1985 All-Ireland Senior Club Hurling Championship final
- Event: 1984–85 All-Ireland Senior Club Hurling Championship
| St. Martin's | Castlegar |
| St. Martin's | Castlegar |
| 2-9 | 3-6 |
- Date: 17 March 1985
- Venue: Croke Park, Dublin
- Referee: George Ryan (Tipperary)
- Attendance: 4,000

Replay
| St. Martin's | Castlegar |
| 1-13 | 1-10 |
- Date: 24 March 1985
- Venue: Semple Stadium, Thurles
- Referee: George Ryan (Tipperary)
- Attendance: 3,000

= 1985 All-Ireland Senior Club Hurling Championship final =

The 1985 All-Ireland Senior Club Hurling Championship final was a hurling match played at Croke Park on 17 March 1985 to determine the winners of the 1984–85 All-Ireland Senior Club Hurling Championship, the 15th season of the All-Ireland Senior Club Hurling Championship, a tournament organised by the Gaelic Athletic Association for the champion clubs of the four provinces of Ireland. The final was contested by St. Martin's of Kilkenny and Castlegar of Galway, with the game ending in a 2-9 to 3-6 draw. The replay took place at Semple Stadium on 24 March 1985, with St. Martin's winning by 1-13 to 1-10.

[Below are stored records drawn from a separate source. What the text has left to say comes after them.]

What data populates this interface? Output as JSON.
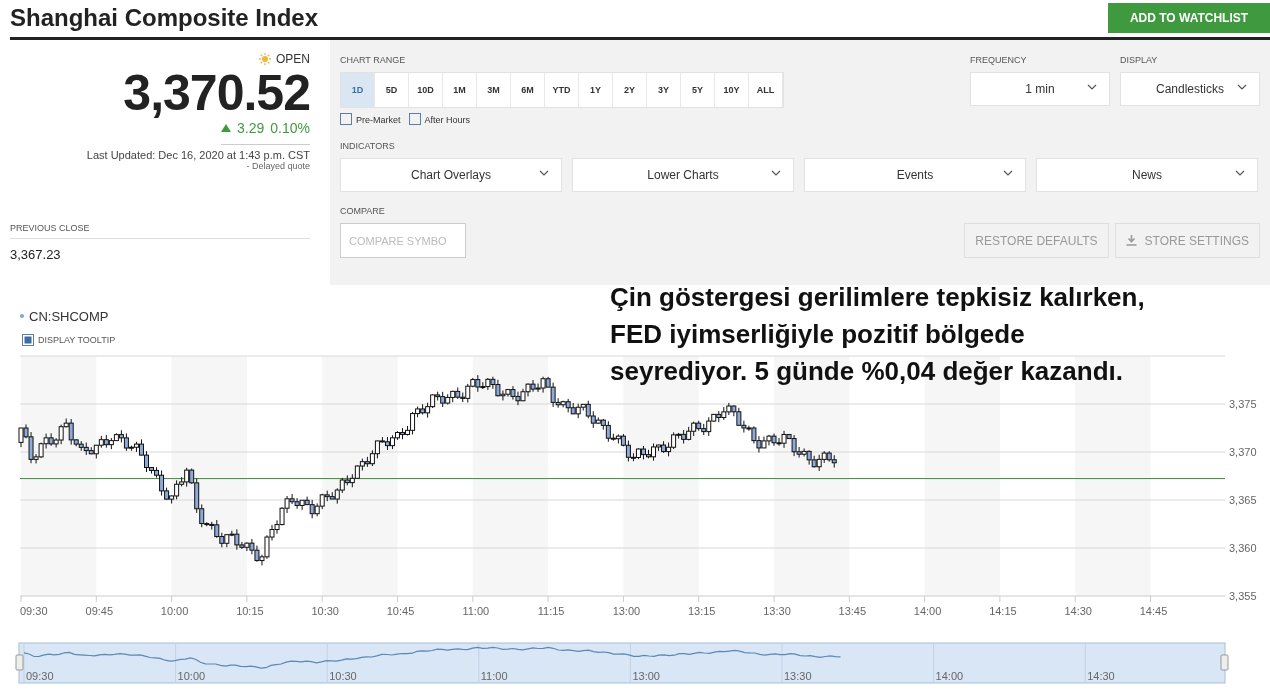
{
  "header": {
    "title": "Shanghai Composite Index",
    "watchlist_button": "ADD TO WATCHLIST"
  },
  "quote": {
    "market_status": "OPEN",
    "price": "3,370.52",
    "change": "3.29",
    "change_percent": "0.10%",
    "last_updated": "Last Updated: Dec 16, 2020 at 1:43 p.m. CST",
    "delay_note": "-  Delayed quote",
    "previous_close_label": "PREVIOUS CLOSE",
    "previous_close": "3,367.23"
  },
  "controls": {
    "chart_range": {
      "label": "CHART RANGE",
      "options": [
        {
          "label": "1D",
          "selected": true
        },
        {
          "label": "5D",
          "selected": false
        },
        {
          "label": "10D",
          "selected": false
        },
        {
          "label": "1M",
          "selected": false
        },
        {
          "label": "3M",
          "selected": false
        },
        {
          "label": "6M",
          "selected": false
        },
        {
          "label": "YTD",
          "selected": false
        },
        {
          "label": "1Y",
          "selected": false
        },
        {
          "label": "2Y",
          "selected": false
        },
        {
          "label": "3Y",
          "selected": false
        },
        {
          "label": "5Y",
          "selected": false
        },
        {
          "label": "10Y",
          "selected": false
        },
        {
          "label": "ALL",
          "selected": false
        }
      ]
    },
    "extended_hours": [
      {
        "label": "Pre-Market",
        "checked": false
      },
      {
        "label": "After Hours",
        "checked": false
      }
    ],
    "frequency": {
      "label": "FREQUENCY",
      "value": "1 min"
    },
    "display": {
      "label": "DISPLAY",
      "value": "Candlesticks"
    },
    "indicators": {
      "label": "INDICATORS",
      "dropdowns": [
        "Chart Overlays",
        "Lower Charts",
        "Events",
        "News"
      ]
    },
    "compare": {
      "label": "COMPARE",
      "placeholder": "COMPARE SYMBO"
    },
    "buttons": [
      {
        "label": "RESTORE DEFAULTS"
      },
      {
        "label": "STORE SETTINGS"
      }
    ]
  },
  "chart": {
    "symbol": "CN:SHCOMP",
    "tooltip": {
      "label": "DISPLAY TOOLTIP",
      "checked": true
    },
    "y_labels": [
      "3,375",
      "3,370",
      "3,365",
      "3,360",
      "3,355"
    ],
    "x_labels": [
      "09:30",
      "09:45",
      "10:00",
      "10:15",
      "10:30",
      "10:45",
      "11:00",
      "11:15",
      "13:00",
      "13:15",
      "13:30",
      "13:45",
      "14:00",
      "14:15",
      "14:30",
      "14:45"
    ],
    "navigator_labels": [
      "09:30",
      "10:00",
      "10:30",
      "11:00",
      "13:00",
      "13:30",
      "14:00",
      "14:30"
    ]
  },
  "annotation": "Çin göstergesi gerilimlere tepkisiz kalırken, FED iyimserliğiyle pozitif bölgede seyrediyor. 5 günde %0,04 değer kazandı."
}
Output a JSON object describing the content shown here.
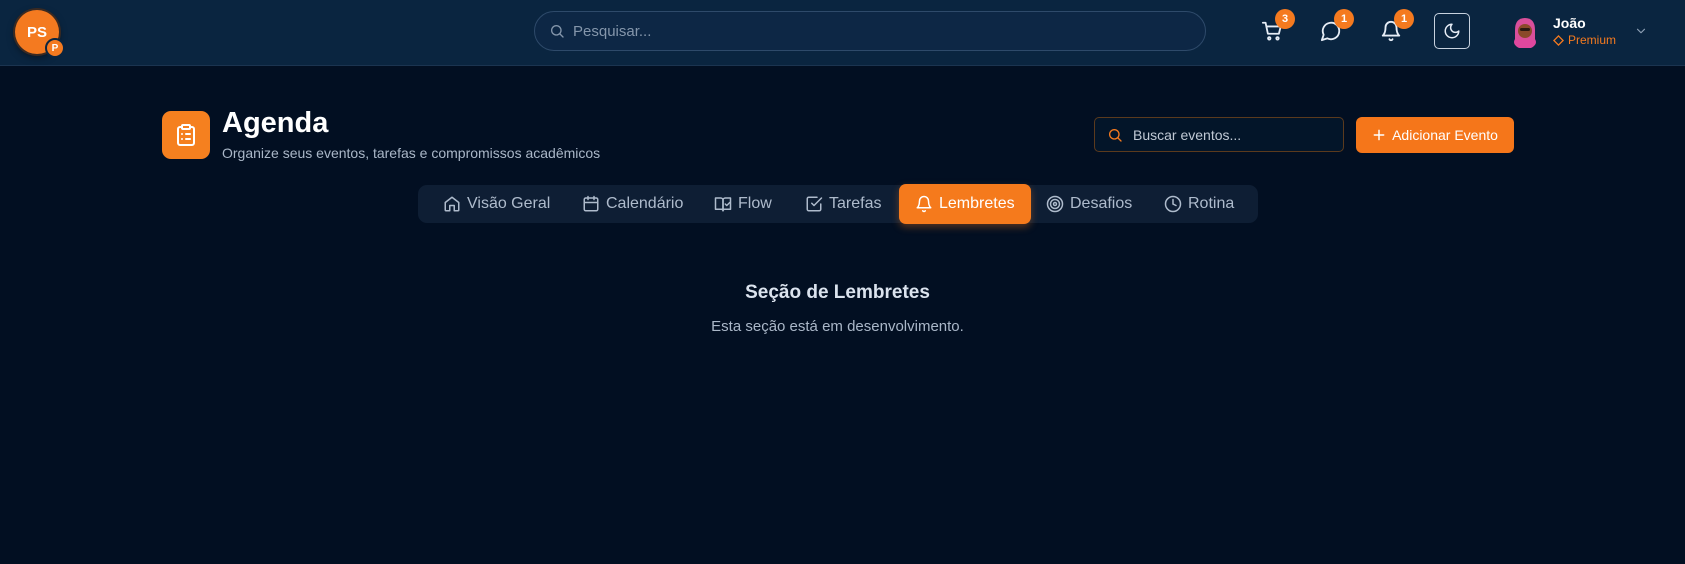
{
  "header": {
    "logo_text": "PS",
    "logo_badge": "P",
    "search_placeholder": "Pesquisar...",
    "cart_count": "3",
    "messages_count": "1",
    "notifications_count": "1",
    "user": {
      "name": "João",
      "plan": "Premium"
    }
  },
  "page": {
    "title": "Agenda",
    "subtitle": "Organize seus eventos, tarefas e compromissos acadêmicos",
    "search_placeholder": "Buscar eventos...",
    "add_button": "Adicionar Evento"
  },
  "tabs": [
    {
      "label": "Visão Geral",
      "icon": "home-icon"
    },
    {
      "label": "Calendário",
      "icon": "calendar-icon"
    },
    {
      "label": "Flow",
      "icon": "book-check-icon"
    },
    {
      "label": "Tarefas",
      "icon": "checkbox-icon"
    },
    {
      "label": "Lembretes",
      "icon": "bell-icon",
      "active": true
    },
    {
      "label": "Desafios",
      "icon": "target-icon"
    },
    {
      "label": "Rotina",
      "icon": "clock-icon"
    }
  ],
  "content": {
    "title": "Seção de Lembretes",
    "description": "Esta seção está em desenvolvimento."
  },
  "colors": {
    "accent": "#f57a1f",
    "background": "#020f22",
    "topbar": "#0a2540"
  }
}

The All-Ireland final was a unique occasion as it was the first ever championship meeting between St. Martin's and Castlegar. It remains their only championship meeting at this level. Castlegar were hoping to win their second ever All-Ireland title, while St. Martin's were hoping to claim their first title.

Played as part of a triple-header as the curtain-raiser to the respective Railway Cup deciders, the All-Ireland final set the tone of the rest of the programme. St Martin’s were slow out of traps. They were headed inside the opening six minutes by 1-3 to no score. Tom Moran lifted the net from its stanchion with a free in the 12th minute and the Saints were away. By half time, the Kilkenny champions led by 1-5 to 1-4. They still led on the call of full time, but a late goal by Martin O'Shea levelled the game.

The replay a week later was more conclusive with Tom Moran once again inspiring St. Martin's. A three-point winning margin secured a first All-Ireland title for St. Martin's.

Victory for St. Martin's secured their first All-Ireland title. They became the 9th club to win the All-Ireland title, while they were the third Kilkenny representatives to claim the ultimate prize.

==Match details==
===Drawn match===

17 March 1985
St. Martin's 2-9 - 3-6 Castlegar
  St. Martin's : T Moran 2-3 (2f), Jim Morgan 0-2 (2f), P Moran 0-1, J Brennan 0-1, R Moloney 0-1, D Coonan 0-1.
   Castlegar: M O'Shea 1-4 (4f), John Connolly 1-0, G Connolly 1-0, S Fahy 0-1, G Glynn 0-1.

===Replay===

24 March 1985
St. Martin's 1-13 - 1-10 Castlegar
  St. Martin's : J Brennan 0-6, D Coonan 1-1, T Moran 0-2, P Moran 0-2, É Morrissey 0-1, Jim Moran 0-1.
   Castlegar: M O'Shea 0-6, John Connolly 1-2, M Murphy 0-2.